The Irreplacable Role of Utopia, and The Awakening of Awareness
The Irreplacable Role of Utopia
Human beings always adapt to their surroundings, if they're not killed immediately. Such adaptations means we could never feel happy if we're always pursuing the future. The Buddha, the Stoics, therefore encourages us to be satisfied with the now, for what we hold, and not crave for more.
Unfortunately, not everyone could do that, though. Many still pursue for better stuffs. What they used to pursue are now seen mundane, ignorant of what they hold they used to pursue. Their expectations raised, such that if asked to revert to a previous version, they'd mourn, for the feeling of loss is so great.
Given this psychological tendency that we're never satisfied, it's best that we live in the current moment of (un)conscious evolution, without ever reaching utopia. For a utopia is perfect, nothing left to be improved. Humans, finding out they could not crave for the better, that they already had the best, that everyone around them have also the best (the same product they're holding), cannot find what distincts them from others, lose their status of having better products than others, and have nothing to look for in the future. The result is unknown, but we could guess decadence, loss of meaning of life, loss the will to live. A peak always ends with a decline, perhaps with no exception. Of course, we already have the answers: Buddha and the stoics gave us the answers. If we're satisfied with what we have, we won't be slaves to greed, status, dignity, reputation, etc.

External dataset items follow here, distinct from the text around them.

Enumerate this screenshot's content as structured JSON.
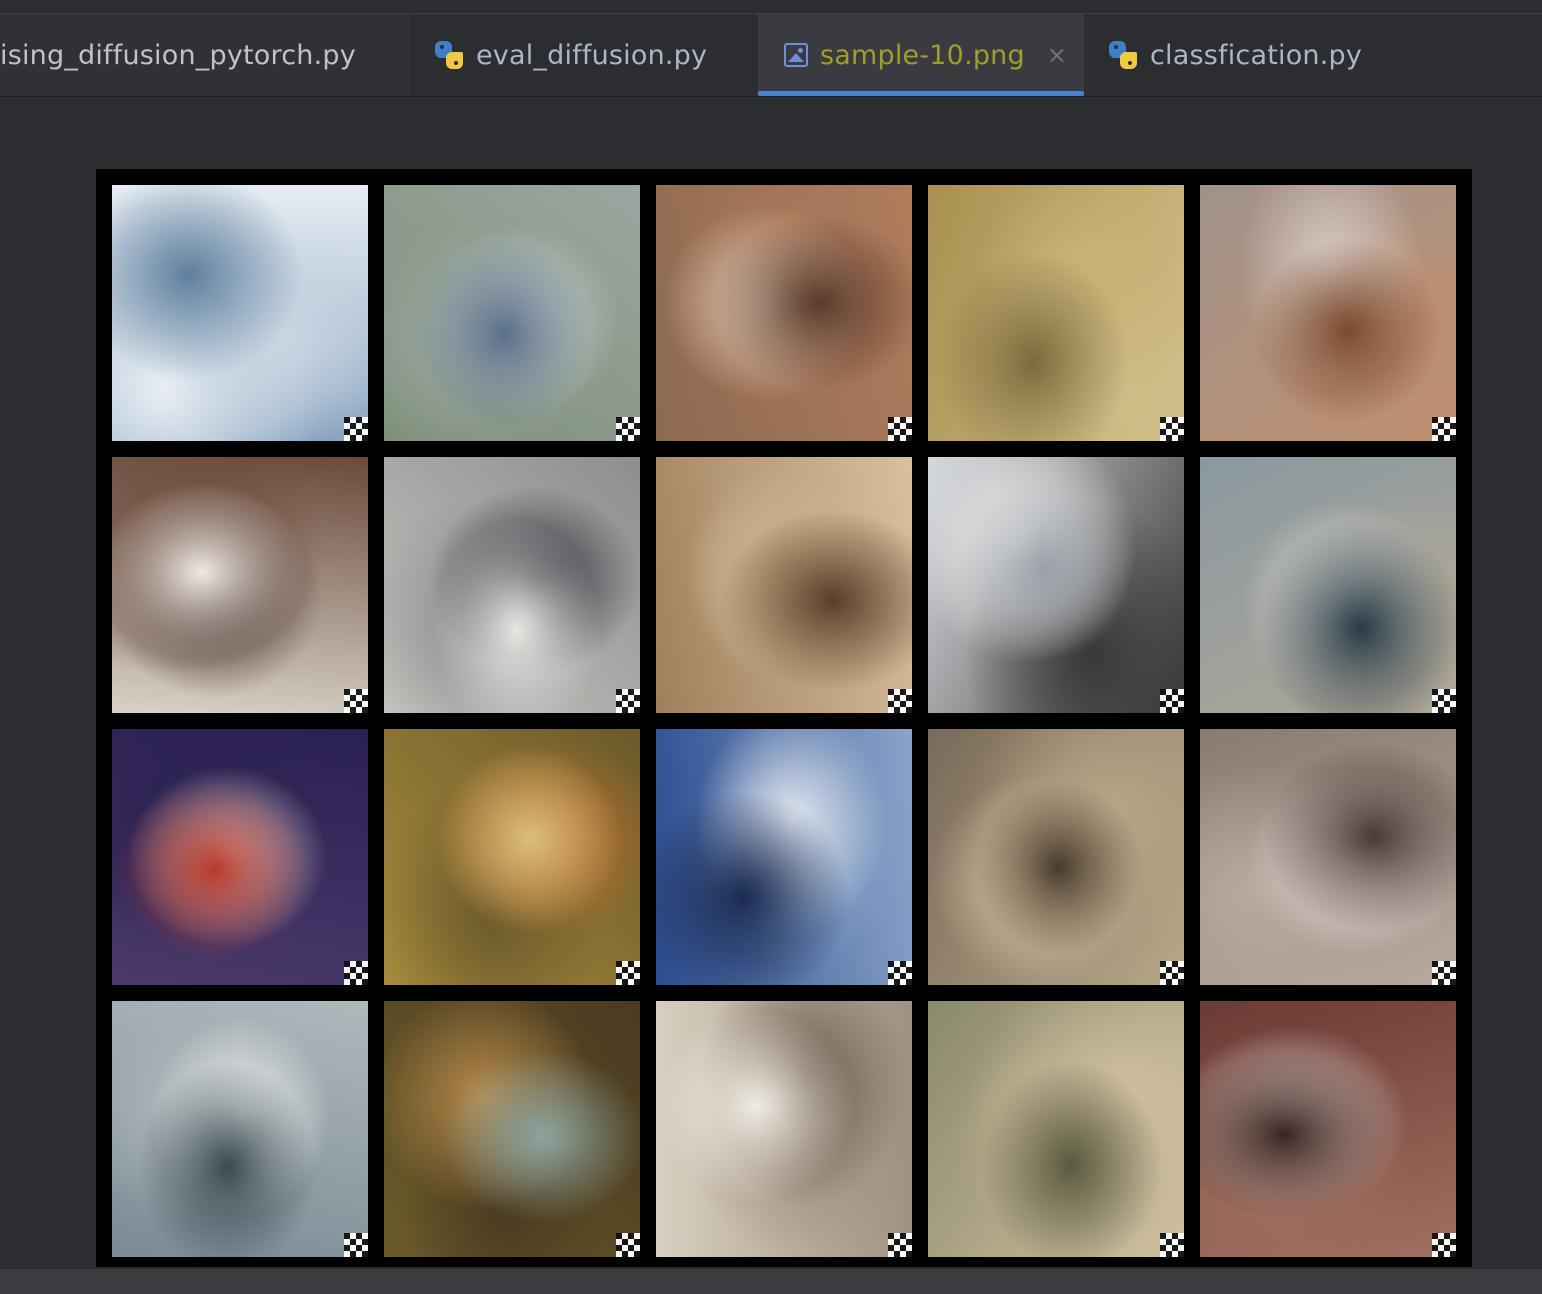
{
  "tabs": [
    {
      "label": "ising_diffusion_pytorch.py",
      "icon": "python-file-icon",
      "active": false
    },
    {
      "label": "eval_diffusion.py",
      "icon": "python-file-icon",
      "active": false
    },
    {
      "label": "sample-10.png",
      "icon": "image-file-icon",
      "active": true,
      "close": "×"
    },
    {
      "label": "classfication.py",
      "icon": "python-file-icon",
      "active": false
    }
  ],
  "image": {
    "filename": "sample-10.png",
    "grid": {
      "rows": 4,
      "cols": 5
    },
    "background": "#000000"
  },
  "colors": {
    "ide_background": "#2b2d30",
    "active_tab_text": "#9e9e2b",
    "tab_text": "#a9b7c6",
    "active_underline": "#4a80d0"
  }
}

And if not, perhaps we should never build the utopia, even if we can.
The Awakening of Awareness
How many technologies, after they're invented, aren't put to use? People know about steam power far back into the Roman Empire, and cooking produce steams every day; yet it wasn't until the First Industrial Revolution that put it to pump water out of mines. (See Notes)
Upon the first invention, everyone's mind is opened. It could use to pump water out of mines, why not use it for other stuffs, like the railway carts to pull mines? If it could pull mines, why can't it pull people? The most difficult step is 0 to 1, and we wonder how long it'll take for the 0 to become the 1, and how many technologies today we have are still in the 0 stage, awaiting for its 1.
One thought of this when one saw the toroidal fan blade. Who would have thought you use maths to make such blades? Now that toroidal opened one's mind, one would think, oh, why not use a mobius-stripe shaped blade?
It's a question, how can we shorten this interval between a technology being discovered, and someone putting it to real case usage. One devise the partial gap lies between scientists who discovered it, and inventor who applies it. (One don't think engineers are the one doing the application, in one's opinion, but architect/inventor who care about the 'how' not the 'why'. The difference lies in the latter doing bottom-up evolution-friendly method of discovery, compared to top-down fragile method).
Notes
Though, one can't be sure if it's due to not thought about, have the idea but too lazy to implement it, or unable to implement in large scale even if thought about it. For example, steam engine requires fuel to boil, which is a lot of coal. If during the Roman Empire they don't have coal mines, or whatever reasons that they don't appreciate coal, provided they found shallow/surface coal mines, logs aren't sufficient to provide lots of power compared to coal.